Luis Valverde
José Antonio Hernández Guerrero
Todos sabemos, por propia experiencia, que nuestros proyectos vitales están inducidos por los modelos de identificación personales. Este hecho, convertido en un principio indiscutible de la pedagogía de todos los tiempos, encuentra su plena realización en la figura ejemplar del Catedrático de Historia de la Literatura, Luis Valverde.

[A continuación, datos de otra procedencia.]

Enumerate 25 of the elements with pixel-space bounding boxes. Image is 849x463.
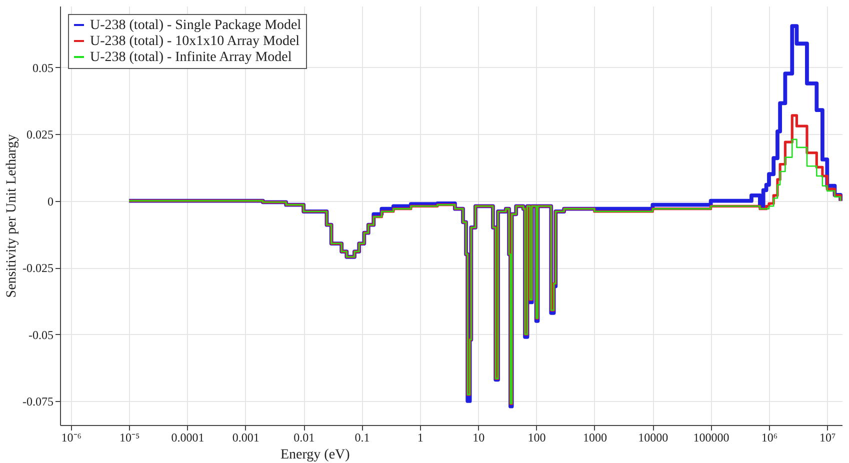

Este gaditano es un hombre serio y sobrio, un ciudadano respetable, un profesor riguroso, un compañero servicial, un esposo fiel, un padre dialogante y, en la actualidad, un abuelo cariñoso. Pero, en esta ocasión, prefiero destacar sus extraordinarias dotes como maestro de literatura. Sus alumnos coinciden en afirmar que, en sus clases, más que datos sobre autores y sobre obras, se han sentido contagiados por el respeto, por el amor y por el entusiasmo con el que él lee los textos literarios. Todos insisten en que, gracias a los estímulos que recibían de sus actitudes ante las obras literarias, han logrado disfrutar, deleitarse y gozar con la literatura. Y es que, como en alguna ocasión le hemos escuchado decir él, la función del profesor de literatura consiste, sobre todo, en educar el gusto, en formar el paladar para que los lectores sean capaces de saborear los placeres estéticos.
Nosotros, que estamos de acuerdo en que la única manera de desarrollar esa tarea –importante, delicada y difícil- es mediante la “inoculación” del la pasión por la belleza, pensamos que, para lograrlo, es indispensable que el profesor esté en posesión de una exquisita sensibilidad literaria, esa compleja facultad integradora que abarca la finura sensorial, la delicadeza sentimental y la agudeza reflexiva, las tres dimensiones diferentes de la belleza. Por eso no exageramos cuando afirmamos que enseñar literatura es, simplemente, enseñar a leer.
Pero hemos de advertir que este objetivo sólo se los pueden proponer y, en la medida de lo posible, alcanzar, los profesores que, como Luis Valverde, además de concebir y de vivir la literatura como una celebración de la vida y como la forma de nombrar el mundo para conocerlo mejor, están atentos para captar el resplandor de las palabras y para descubrir sus significados íntimos.
No sólo sus alumnos, sino también los colegas que lo han tratado, conocen cómo este hombre -miope y, por lo tanto, místico e investigador de los misterios- es un observador sistemático de la vida cotidiana. Sí; sus ojos dirigidos al interior de su propio espíritu y a las entrañas de los episodios aparentemente más anodinos, su atención indagadora de los sentidos de las palabras, su permanente esfuerzo por conectar con los intereses de los alumnos y la precisión con la que selecciona las palabras para explicar los significados más nobles de los textos constituyen los rasgos que dibujan el perfil de este maestro de la literatura.